Comparing and replacing column items pandas dataframe

I have three columns C1,C2,C3 in panda dataframe. My aim is to replace C1_i by C2_j whenever C3_i=C1_j. These are all strings. I was trying where but failed.
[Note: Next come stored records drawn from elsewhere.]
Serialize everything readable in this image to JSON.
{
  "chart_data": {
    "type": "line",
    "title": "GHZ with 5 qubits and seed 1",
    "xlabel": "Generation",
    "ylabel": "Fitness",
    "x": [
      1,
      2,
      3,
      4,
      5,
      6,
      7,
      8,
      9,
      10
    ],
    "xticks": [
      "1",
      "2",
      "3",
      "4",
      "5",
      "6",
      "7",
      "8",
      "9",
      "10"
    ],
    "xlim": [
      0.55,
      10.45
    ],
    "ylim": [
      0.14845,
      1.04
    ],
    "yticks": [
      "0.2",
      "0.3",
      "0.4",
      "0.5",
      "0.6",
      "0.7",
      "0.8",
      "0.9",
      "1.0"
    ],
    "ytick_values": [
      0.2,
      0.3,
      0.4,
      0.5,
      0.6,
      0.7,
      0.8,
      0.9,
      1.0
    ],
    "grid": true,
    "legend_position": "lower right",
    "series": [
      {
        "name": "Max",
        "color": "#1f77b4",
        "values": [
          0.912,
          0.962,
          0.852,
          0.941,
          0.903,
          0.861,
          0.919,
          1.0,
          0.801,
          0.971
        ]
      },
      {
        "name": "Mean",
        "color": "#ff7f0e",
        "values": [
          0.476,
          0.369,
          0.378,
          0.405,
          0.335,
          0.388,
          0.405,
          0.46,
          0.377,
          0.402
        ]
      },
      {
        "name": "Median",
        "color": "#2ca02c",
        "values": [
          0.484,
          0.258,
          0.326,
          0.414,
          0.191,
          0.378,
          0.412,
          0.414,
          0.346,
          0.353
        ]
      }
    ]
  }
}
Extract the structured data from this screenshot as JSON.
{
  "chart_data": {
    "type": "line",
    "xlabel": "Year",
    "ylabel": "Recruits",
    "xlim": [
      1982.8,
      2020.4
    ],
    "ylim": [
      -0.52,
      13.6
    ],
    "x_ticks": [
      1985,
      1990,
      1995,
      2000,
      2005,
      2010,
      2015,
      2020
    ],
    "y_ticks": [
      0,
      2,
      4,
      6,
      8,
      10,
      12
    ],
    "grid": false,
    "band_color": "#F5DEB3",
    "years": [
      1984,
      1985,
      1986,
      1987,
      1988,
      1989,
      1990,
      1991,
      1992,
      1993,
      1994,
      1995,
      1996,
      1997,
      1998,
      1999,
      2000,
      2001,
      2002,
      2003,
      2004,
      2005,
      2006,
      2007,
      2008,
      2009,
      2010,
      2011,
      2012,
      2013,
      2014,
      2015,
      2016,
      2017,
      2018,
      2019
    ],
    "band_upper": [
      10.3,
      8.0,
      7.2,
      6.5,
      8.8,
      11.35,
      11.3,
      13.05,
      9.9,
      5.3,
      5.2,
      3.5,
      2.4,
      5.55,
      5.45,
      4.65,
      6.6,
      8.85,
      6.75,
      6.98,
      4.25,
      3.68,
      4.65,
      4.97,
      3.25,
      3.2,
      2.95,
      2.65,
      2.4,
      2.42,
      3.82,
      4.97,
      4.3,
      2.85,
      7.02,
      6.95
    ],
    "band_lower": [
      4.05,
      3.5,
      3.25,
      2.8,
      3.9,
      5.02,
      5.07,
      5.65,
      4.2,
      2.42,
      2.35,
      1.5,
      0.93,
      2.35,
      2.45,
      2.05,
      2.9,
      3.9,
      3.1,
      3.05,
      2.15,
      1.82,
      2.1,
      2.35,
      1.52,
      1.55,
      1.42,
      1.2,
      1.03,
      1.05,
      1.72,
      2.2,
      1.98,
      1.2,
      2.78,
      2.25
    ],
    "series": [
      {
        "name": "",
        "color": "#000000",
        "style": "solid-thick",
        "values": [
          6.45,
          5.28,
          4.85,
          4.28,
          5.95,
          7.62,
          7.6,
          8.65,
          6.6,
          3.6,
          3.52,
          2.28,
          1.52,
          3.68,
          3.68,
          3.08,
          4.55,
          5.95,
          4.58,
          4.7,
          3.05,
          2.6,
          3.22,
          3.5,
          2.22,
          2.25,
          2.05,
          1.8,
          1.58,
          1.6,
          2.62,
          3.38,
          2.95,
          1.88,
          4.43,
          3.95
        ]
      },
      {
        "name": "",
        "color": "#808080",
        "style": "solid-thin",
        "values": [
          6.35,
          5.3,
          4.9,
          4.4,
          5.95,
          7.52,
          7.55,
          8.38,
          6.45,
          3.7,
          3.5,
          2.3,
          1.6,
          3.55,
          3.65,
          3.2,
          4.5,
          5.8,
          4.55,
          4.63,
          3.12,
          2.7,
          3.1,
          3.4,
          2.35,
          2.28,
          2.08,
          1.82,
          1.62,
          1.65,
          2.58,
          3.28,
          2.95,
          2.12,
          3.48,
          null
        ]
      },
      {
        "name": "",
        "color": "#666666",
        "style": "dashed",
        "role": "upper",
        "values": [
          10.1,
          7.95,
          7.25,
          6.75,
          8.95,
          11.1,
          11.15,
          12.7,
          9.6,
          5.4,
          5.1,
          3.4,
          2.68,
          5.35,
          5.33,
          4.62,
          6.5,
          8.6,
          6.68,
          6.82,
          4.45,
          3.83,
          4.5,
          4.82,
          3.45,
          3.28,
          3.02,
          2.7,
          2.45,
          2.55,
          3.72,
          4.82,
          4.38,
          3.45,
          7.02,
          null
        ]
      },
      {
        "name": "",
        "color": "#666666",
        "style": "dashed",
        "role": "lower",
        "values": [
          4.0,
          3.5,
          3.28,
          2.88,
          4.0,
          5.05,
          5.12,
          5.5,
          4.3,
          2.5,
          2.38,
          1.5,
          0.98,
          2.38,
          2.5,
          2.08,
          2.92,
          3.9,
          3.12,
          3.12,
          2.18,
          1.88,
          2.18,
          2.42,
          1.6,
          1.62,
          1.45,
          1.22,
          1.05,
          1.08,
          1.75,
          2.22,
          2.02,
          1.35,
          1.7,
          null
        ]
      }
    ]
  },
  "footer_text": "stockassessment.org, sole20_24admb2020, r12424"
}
What is a good way to do this avoiding for loop?
If my data frame is
df=pd.DataFrame({'c1': ['a', 'b', 'c'], 'c2': ['d','e','f'], 'c3': ['c', 'z', 'b']})
Then I want c3 to be replaced by ['f','z','e']
I tried this, which takes very long time.
for i in range(0,len(df)):
for j in range(0,len(df)):
if (df.iloc[i]['c1']==df.iloc[j]['c3']):
df.iloc[j]['c3']=accounts.iloc[i]['c2']
Use map by Series created by set_index:
df['c3'] = df['c3'].map(df.set_index('c1')['c2']).fillna(df['c3'])
Alternative solution with update:
df['c3'].update(df['c3'].map(df.set_index('c1')['c2']))
print (df)
c1 c2 c3
0 a d f
1 b e z
2 c f e
Example data:
dataframe = pd.DataFrame({'a':['10','4','3','40','5'], 'b':['5','4','3','2','1'], 'c':['s','d','f','g','h']})
Output:
a b c
0 10 5 s
1 4 4 d
2 3 3 f
3 40 2 g
4 5 1 h
Code:
def replace(df):
if len(dataframe[dataframe.b==df.a]) != 0:
df['a'] = dataframe[dataframe.b==df.a].c.values[0]
return df
dataframe = dataframe.apply(replace, 1)
Output:
a b c
0 1 5 0
1 2 4 0
2 0 3 0
3 4 2 0
4 5 1 0
Is it what you want?